At the late morning screening of “The Truth Shall Not Sink with Sewol” on Monday, there was a significant security presence outside the shopping mall in which the theater is located. Looking out of place, one uniformed officer was among several dark-suited men standing in a circle speaking in low voices. As more reporters started arriving, they suddenly dispersed.

When directors Lee Sang-ho and Ahn Hae-ryong arrived, they were whisked off by BIFF officials into an electronics store where a secret passage to the theater is located. Looking nervous but smiling, Lee and Ahn took their seats and as officials from Busan City Hall, BIFF and the Korean Film Council looked on, the theater manager announced nervously, “enjoy the show.”

The documentary chronicles the aftermath of the April sinking of a passenger ferry which caused the death and disappearance of 304 people, many of whom were children on a school trip. Focusing on a diving bell, a piece of equipment from a private diving company, it purports to “uncover the truth” behind the failed attempts to save lives.
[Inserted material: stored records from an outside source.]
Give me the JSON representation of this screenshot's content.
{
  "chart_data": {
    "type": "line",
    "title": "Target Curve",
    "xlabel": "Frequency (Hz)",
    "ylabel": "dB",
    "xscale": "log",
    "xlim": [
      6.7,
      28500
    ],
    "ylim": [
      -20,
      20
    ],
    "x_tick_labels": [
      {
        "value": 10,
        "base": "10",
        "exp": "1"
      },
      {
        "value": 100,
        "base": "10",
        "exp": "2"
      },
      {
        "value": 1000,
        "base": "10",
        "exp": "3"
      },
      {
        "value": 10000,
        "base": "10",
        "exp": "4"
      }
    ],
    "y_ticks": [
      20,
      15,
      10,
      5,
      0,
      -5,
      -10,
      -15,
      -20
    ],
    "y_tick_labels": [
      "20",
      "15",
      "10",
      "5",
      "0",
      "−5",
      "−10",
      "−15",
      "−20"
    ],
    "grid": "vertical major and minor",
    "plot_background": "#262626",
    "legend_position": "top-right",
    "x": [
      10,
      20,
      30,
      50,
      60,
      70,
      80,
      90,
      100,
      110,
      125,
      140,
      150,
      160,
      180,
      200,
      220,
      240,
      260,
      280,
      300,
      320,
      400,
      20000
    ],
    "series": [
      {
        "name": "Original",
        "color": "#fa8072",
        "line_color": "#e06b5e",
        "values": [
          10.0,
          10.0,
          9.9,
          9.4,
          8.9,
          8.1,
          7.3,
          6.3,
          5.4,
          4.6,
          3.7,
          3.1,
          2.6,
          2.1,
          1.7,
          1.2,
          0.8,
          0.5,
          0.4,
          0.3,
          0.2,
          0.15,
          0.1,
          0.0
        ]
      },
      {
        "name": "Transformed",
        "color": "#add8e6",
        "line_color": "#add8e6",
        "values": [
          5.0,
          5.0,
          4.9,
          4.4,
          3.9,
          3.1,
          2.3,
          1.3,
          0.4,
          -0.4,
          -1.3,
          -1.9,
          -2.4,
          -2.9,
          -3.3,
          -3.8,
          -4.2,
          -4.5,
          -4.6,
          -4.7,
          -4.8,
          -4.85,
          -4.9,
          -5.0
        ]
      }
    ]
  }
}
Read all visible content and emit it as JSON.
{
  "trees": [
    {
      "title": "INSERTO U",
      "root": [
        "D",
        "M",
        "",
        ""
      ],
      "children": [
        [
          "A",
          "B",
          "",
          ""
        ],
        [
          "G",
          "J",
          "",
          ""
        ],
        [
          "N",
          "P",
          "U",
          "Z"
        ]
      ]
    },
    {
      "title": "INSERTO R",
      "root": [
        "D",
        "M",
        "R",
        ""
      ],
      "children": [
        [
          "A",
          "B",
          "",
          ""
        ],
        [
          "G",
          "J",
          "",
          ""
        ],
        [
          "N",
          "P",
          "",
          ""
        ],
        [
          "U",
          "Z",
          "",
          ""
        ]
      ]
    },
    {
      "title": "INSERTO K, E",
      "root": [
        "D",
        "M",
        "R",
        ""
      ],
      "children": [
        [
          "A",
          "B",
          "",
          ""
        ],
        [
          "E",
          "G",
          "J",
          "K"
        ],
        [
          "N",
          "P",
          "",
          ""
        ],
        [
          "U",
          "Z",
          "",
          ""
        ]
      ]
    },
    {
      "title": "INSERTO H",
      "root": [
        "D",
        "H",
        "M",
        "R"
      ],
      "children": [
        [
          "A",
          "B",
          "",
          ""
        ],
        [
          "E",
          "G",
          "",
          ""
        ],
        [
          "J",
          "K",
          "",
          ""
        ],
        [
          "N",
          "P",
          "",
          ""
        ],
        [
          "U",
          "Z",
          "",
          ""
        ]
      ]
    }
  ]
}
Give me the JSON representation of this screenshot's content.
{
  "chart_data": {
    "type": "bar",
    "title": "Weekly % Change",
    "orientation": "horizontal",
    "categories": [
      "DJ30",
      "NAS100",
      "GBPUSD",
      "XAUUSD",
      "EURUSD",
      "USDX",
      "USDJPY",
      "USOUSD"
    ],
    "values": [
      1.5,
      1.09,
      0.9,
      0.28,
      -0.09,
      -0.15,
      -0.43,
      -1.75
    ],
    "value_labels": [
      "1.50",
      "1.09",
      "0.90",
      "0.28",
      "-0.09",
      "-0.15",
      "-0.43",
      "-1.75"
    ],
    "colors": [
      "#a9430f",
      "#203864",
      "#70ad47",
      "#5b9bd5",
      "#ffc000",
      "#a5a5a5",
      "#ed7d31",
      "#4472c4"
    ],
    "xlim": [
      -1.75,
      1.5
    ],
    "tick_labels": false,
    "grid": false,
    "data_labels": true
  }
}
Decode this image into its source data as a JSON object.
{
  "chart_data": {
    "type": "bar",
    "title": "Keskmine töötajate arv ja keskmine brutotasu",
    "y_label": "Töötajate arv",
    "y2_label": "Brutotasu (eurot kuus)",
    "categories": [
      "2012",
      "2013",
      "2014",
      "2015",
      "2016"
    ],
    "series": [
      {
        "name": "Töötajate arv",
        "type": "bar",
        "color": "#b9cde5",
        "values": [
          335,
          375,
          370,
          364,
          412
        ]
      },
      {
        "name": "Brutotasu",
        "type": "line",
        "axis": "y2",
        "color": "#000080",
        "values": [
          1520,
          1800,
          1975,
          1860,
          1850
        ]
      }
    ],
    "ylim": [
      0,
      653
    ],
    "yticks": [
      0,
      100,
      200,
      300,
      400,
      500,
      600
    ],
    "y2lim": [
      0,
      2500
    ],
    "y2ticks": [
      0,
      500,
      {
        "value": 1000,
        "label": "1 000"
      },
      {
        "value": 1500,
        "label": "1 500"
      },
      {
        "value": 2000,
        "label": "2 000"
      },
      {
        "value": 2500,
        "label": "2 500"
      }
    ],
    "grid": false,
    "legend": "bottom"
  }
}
At the time of the rescue, the Korean media reported on the diving bell and its owner, Lee Jong-in as having “caused severe disruptions” in the Coast Guard’s official rescue efforts. Most Korean media reported that after causing delays and disruptions, Lee failed to rescue anyone and pulled out of his own accord.

To this day, Lee Jong-in is portrayed in the mainstream Korean media as a fraudulent conman who only took part to drum up business for his diving firm who caused further anguish by raising the hopes of the victims’ families. Lee has kept silent about what has happened since.

Using actual footage and interviews, the film claims that it was the Coast Guard who disrupted Lee’s efforts behind-the-scenes while manipulating the media to give out false reports.

The atmosphere after the screening was at a fever pitch with some openly sobbing as more officials and reporters poured into the auditorium for a Q&A with the directors which lasted 30 minutes. A woman who was clearly moved by the film with tears falling down her cheeks, asked the directors how they will be able to get the movie into regular theaters due to pressure from the government, prompting director Lee to burst into tears.

American director Joshua Oppenheimer (“The Act of Killing,” “The Look of Silence”) asked if “incompetence was the only thing the government wanted to cover up and why the majority of the Korean media only function as the government’s stenographers.” Lee responded, “It’s not just their incompetence but also their unwillingness to listen to the people. It’s a regime unwilling to communicate to its people and is thus more concerned about hiding its incompetence than saving lives. The reporters were not stenographers, but stakeholders.”